Bannon afirmou que Musk não teve qualquer papel nas decisões recentes sobre o Brasil e que não influenciou Trump. Ele também disse que Musk deixou o cargo de chefe do Departamento de Eficiência Governamental dos EUA depois de desentendimentos com o presidente.

Articulação política nos Estados Unidos

Durante o governo Bolsonaro, Elon Musk chegou a visitar o Brasil para tratar da instalação do serviço de internet via satélite Starlink na Amazônia. Mas, segundo Steve Bannon, acreditar que Musk teve influência nas sanções ou tarifas dos EUA é não entender como funciona a política americana. Ele afirmou que Musk nunca teve proximidade com Bolsonaro.

Bannon destacou que o verdadeiro apoio a Bolsonaro vem do movimento MAGA e de Donald Trump, que enxergam nos Bolsonaros uma identificação com o povo conservador americano. “Os Bolsonaros são amados aqui porque nós nos vemos neles — gente comum indo às ruas e dizendo: ‘Ei, nossas vozes contam’”, declarou.

Ele ainda ironizou Musk, dizendo que, embora seja um bom engenheiro, “em política, é como uma criança de 11 anos” e, por isso, foi afastado dos bastidores em Washington.

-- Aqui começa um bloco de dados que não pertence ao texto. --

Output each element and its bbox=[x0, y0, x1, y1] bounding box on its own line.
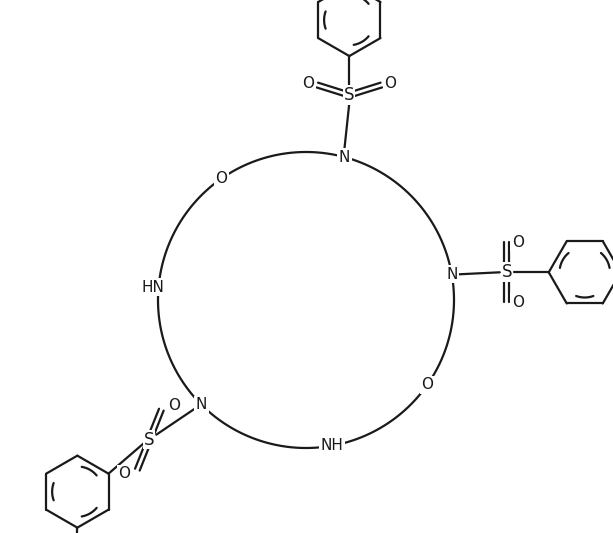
Text: S: S bbox=[501, 263, 512, 281]
Text: O: O bbox=[512, 295, 524, 310]
Text: NH: NH bbox=[320, 438, 343, 453]
Text: HN: HN bbox=[141, 280, 164, 295]
Text: S: S bbox=[344, 86, 354, 104]
Text: N: N bbox=[338, 150, 350, 165]
Text: N: N bbox=[446, 267, 457, 282]
Text: O: O bbox=[215, 171, 227, 186]
Text: O: O bbox=[512, 235, 524, 250]
Text: O: O bbox=[302, 76, 314, 91]
Text: O: O bbox=[118, 466, 131, 481]
Text: O: O bbox=[421, 377, 433, 392]
Text: O: O bbox=[384, 76, 397, 91]
Text: O: O bbox=[169, 398, 180, 413]
Text: S: S bbox=[144, 431, 154, 449]
Text: N: N bbox=[196, 397, 207, 412]
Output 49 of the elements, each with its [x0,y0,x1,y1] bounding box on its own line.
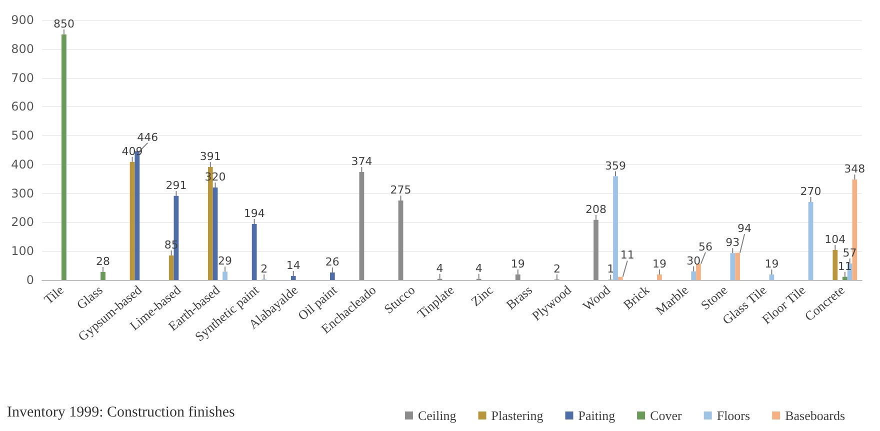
x-tick-label: Zinc [468,282,496,310]
y-tick-label: 700 [11,70,34,85]
data-label: 14 [286,258,300,272]
y-tick-label: 600 [11,100,34,114]
legend-label: Paiting [578,408,616,423]
data-label: 359 [605,159,626,172]
data-label: 275 [390,184,412,197]
data-label: 19 [510,258,525,271]
data-label: 1 [607,262,614,276]
data-label: 2 [553,262,560,276]
y-tick-label: 100 [11,244,34,258]
y-tick-label: 0 [26,273,34,287]
data-label: 270 [800,185,822,198]
data-label: 94 [738,222,752,236]
data-label: 291 [166,178,187,192]
data-label: 104 [824,232,846,246]
y-tick-label: 900 [11,13,34,27]
legend-label: Ceiling [418,408,457,423]
text: Inventory 1999: Construction finishes [7,404,236,420]
data-label: 208 [585,202,606,216]
data-label: 374 [351,154,372,168]
y-tick-label: 200 [11,215,34,230]
data-label: 11 [838,260,852,273]
data-label: 194 [244,206,265,220]
data-label: 391 [200,150,221,164]
data-label: 11 [620,248,634,262]
legend-label: Plastering [491,408,544,423]
data-label: 56 [698,240,712,254]
y-tick-label: 400 [11,157,34,172]
y-tick-label: 500 [11,128,34,143]
data-label: 26 [325,255,340,268]
data-label: 19 [764,258,779,271]
data-label: 19 [652,258,666,271]
data-label: 850 [53,17,74,30]
data-label: 446 [137,130,158,144]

Segundo Bannon, quem articulou o apoio dentro dos EUA foram Eduardo Bolsonaro (PL-SP) e o comentarista Paulo Figueiredo. Eles teriam convencido Trump e aliados de que o Judiciário brasileiro age com parcialidade contra Bolsonaro. Bannon disse que discutiu o assunto diretamente com Trump e com o senador Marco Rubio, atual secretário de Estado.